Doing some research on the Internet, Blackburn found a U.S. windmill manufacturer specializing in harnessing the wind to aerate aquaculture ponds. This particular company’s technology uses the turning windmill blades to compress common air shocks -- like the ones found on every semi truck driving on the road -- in order to pump air into the ponds. Blackburn then envisioned mating such simple “green” technology with his existing sanitation concepts to provide a freestanding, self-contained sanitation system that needs no infrastructure to operate.

Concept in hand, Blackburn applied for a grant from the Bill & Melinda Gates Foundation, which counts reducing extreme poverty and disease in the developing world among its goals. The foundation encourages developing technologies that provide proven results at a low cost using little or no energy.

Today, Blackburn will be one of 85 researchers to receive a Grand Challenges Explorations grant, which funds scientists and researchers all over the world as they explore groundbreaking ideas aimed at solving persistent global health and development challenges.

The first phase of the project will involve building a test facility that will work with sludge from the local sewage system. Blackburn and his students (at least one graduate student and one undergraduate student are involved so far) have many questions to answer as they perfect the system’s design. They must find out how much air the windmill system can move, for instance, as well as specific environmental factors, such as temperature extremes.
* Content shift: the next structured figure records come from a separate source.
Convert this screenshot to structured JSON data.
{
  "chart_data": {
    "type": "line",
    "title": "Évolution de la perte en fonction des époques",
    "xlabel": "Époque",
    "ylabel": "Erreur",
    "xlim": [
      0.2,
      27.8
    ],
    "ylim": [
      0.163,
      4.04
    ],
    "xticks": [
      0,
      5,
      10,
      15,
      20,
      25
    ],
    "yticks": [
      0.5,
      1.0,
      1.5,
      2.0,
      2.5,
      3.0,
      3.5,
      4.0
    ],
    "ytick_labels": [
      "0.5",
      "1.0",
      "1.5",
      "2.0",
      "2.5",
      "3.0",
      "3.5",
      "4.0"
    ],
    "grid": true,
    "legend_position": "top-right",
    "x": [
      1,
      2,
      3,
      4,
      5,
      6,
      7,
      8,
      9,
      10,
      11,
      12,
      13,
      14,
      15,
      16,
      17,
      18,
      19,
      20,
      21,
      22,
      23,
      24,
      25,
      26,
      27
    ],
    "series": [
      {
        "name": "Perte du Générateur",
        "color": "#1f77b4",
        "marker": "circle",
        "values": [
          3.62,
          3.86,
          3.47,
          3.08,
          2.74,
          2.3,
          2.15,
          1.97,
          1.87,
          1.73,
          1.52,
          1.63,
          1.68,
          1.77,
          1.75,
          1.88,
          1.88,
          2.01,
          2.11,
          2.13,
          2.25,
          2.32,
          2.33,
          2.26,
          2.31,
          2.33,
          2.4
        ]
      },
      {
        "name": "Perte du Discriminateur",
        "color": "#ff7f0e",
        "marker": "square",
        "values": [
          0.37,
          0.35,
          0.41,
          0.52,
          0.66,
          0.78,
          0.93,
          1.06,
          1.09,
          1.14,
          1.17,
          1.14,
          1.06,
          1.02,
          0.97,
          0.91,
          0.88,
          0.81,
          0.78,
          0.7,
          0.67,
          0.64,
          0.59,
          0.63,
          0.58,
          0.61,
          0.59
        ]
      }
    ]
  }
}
They also must identify the differences in how human waste reacts in the system, as opposed to swine waste.

In designing the system, they also will make great use of some exhaustive wind data collected at Southern Illinois Airport by Justin Harrell, an electrical engineer in Plant and Service Operations at SIUC.

“Were going to take a crack at making a design with the data we have,” Blackburn said.

If the concept proves itself, Blackburn plans to apply for a second, much larger grant from the foundation -- $1 million -- that will see an operating prototype put into use in a developing country.

Blackburn is excited about the possibilities and the chance to make a difference.

“The beauty of this is its simplicity,” he said. “As conceived right now it is completely green. The wind generates the air and the waste material and microorganisms generate the heat. It could make a real difference in people’s lives.”